Administrators can create and configure policies that determine which agents are monitored and what action to take when a rule is triggered.

Threat Types

  • Jailbreak / Prompt Injection: Detects attempts to override the AI agent's built-in restrictions through prompt injection or jailbreak attacks. This applies to both user input and data retrieved or used by the agent.
  • Malicious Code: Identifies harmful or unsafe code in user input and the AI-generated response that could lead to unintended execution or vulnerabilities.
  • Harmful Content: Detects hate speech, violent rhetoric, and harmful misinformation in both user input and the AI-generated response.

Policies and Actions

Every policy specifies its target agents and an enforcement action.
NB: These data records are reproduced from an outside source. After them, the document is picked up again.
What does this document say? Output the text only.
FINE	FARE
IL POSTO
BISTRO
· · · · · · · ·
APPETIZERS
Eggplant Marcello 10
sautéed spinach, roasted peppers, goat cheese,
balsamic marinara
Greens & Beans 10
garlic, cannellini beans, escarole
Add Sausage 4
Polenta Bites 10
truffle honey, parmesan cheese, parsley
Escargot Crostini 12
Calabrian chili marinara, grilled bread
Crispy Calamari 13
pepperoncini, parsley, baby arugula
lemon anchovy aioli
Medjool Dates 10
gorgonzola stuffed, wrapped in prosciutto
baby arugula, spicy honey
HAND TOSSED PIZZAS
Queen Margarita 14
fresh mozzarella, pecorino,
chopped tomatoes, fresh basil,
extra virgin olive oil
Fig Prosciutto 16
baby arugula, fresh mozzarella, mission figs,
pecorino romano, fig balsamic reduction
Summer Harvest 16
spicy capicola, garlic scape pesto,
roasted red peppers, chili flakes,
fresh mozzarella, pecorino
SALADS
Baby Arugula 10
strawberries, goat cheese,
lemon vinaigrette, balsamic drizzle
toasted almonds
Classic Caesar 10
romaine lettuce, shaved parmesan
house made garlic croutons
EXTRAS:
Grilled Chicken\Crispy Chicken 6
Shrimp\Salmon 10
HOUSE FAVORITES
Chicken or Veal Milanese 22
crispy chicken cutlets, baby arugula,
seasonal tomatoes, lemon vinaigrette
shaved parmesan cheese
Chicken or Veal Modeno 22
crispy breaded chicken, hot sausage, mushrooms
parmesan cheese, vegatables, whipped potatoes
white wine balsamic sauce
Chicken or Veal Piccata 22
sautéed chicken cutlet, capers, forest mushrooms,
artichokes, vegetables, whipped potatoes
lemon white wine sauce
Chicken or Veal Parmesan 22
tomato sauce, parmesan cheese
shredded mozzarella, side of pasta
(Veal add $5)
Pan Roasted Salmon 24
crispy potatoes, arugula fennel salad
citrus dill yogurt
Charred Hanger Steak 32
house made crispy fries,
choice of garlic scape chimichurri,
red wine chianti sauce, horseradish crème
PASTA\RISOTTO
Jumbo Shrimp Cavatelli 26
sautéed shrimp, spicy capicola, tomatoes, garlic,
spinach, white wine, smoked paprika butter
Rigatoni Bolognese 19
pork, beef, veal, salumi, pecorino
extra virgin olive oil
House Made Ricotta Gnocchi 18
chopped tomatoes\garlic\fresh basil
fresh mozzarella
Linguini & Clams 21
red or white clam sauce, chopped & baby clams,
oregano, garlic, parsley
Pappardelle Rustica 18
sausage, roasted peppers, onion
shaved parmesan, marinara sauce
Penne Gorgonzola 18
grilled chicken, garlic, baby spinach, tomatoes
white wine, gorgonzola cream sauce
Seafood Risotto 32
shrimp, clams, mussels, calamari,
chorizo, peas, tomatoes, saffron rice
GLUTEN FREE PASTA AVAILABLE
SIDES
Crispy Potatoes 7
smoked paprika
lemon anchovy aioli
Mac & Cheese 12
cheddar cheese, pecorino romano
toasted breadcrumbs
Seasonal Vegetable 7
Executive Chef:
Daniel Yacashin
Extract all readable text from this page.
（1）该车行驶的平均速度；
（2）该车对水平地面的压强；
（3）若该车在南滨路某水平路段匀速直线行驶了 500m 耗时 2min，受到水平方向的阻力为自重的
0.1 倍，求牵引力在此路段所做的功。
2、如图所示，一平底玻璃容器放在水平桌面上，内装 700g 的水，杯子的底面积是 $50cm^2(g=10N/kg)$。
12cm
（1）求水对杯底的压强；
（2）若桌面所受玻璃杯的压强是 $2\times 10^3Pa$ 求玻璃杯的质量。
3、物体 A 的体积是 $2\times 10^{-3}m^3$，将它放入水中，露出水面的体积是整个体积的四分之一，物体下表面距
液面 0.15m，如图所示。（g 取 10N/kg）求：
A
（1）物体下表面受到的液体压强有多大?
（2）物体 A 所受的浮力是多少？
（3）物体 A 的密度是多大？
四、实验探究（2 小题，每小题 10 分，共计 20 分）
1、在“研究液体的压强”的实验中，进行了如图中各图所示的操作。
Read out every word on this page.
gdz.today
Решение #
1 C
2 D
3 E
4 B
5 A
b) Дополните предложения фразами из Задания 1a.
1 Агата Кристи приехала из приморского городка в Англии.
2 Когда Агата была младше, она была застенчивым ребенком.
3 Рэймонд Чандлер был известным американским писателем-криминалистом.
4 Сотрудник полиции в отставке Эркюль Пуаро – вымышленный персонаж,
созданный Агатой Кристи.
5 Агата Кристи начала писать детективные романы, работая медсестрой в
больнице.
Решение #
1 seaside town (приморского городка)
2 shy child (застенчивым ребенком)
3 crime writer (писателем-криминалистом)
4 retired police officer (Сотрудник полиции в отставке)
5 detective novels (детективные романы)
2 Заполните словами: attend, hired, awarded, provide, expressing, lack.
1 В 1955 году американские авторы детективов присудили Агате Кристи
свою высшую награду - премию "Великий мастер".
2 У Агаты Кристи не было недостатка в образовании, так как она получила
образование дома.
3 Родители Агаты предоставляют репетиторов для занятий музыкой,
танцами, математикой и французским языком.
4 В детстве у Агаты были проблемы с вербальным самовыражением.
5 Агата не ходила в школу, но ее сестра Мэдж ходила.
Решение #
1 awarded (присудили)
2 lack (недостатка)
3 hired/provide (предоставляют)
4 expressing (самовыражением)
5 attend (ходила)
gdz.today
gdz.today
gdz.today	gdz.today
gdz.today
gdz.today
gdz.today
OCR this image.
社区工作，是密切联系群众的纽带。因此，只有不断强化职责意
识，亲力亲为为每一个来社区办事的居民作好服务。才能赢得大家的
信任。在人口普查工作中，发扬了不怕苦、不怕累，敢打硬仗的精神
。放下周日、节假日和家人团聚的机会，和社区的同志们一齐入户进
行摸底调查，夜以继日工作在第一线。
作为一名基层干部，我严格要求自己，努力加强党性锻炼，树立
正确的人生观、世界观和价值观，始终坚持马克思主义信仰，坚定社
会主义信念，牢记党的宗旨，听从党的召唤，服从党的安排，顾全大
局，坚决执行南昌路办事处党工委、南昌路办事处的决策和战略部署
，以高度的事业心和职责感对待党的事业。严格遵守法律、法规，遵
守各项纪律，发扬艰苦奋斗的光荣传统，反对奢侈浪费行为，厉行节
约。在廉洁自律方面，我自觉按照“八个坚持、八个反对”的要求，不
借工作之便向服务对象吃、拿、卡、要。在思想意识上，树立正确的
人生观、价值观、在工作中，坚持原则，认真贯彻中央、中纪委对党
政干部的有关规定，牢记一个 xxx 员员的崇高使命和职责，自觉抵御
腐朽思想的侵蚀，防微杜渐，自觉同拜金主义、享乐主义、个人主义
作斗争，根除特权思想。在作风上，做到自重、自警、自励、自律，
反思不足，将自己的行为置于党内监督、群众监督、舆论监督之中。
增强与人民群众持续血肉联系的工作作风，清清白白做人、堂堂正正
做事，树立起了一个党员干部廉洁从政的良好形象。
A policy might apply to all agents and be set to:

  • “Block and fail” if a prompt-injection is detected
  • “Flag for review” to log the event without failing

Findings dashboard

When a policy triggers, an issue is created in the Findings dashboard.

  • For a block policy, the agent run is stopped and an issue is logged
  • For a flag policy, the run continues and an issue is logged

Admins can triage these issues in the UI dashboard with a complete workflow including status tracking (Open, In Progress, Rejected, Allowed) and assignment management. Issues can also be investigated via BigQuery for deeper analysis.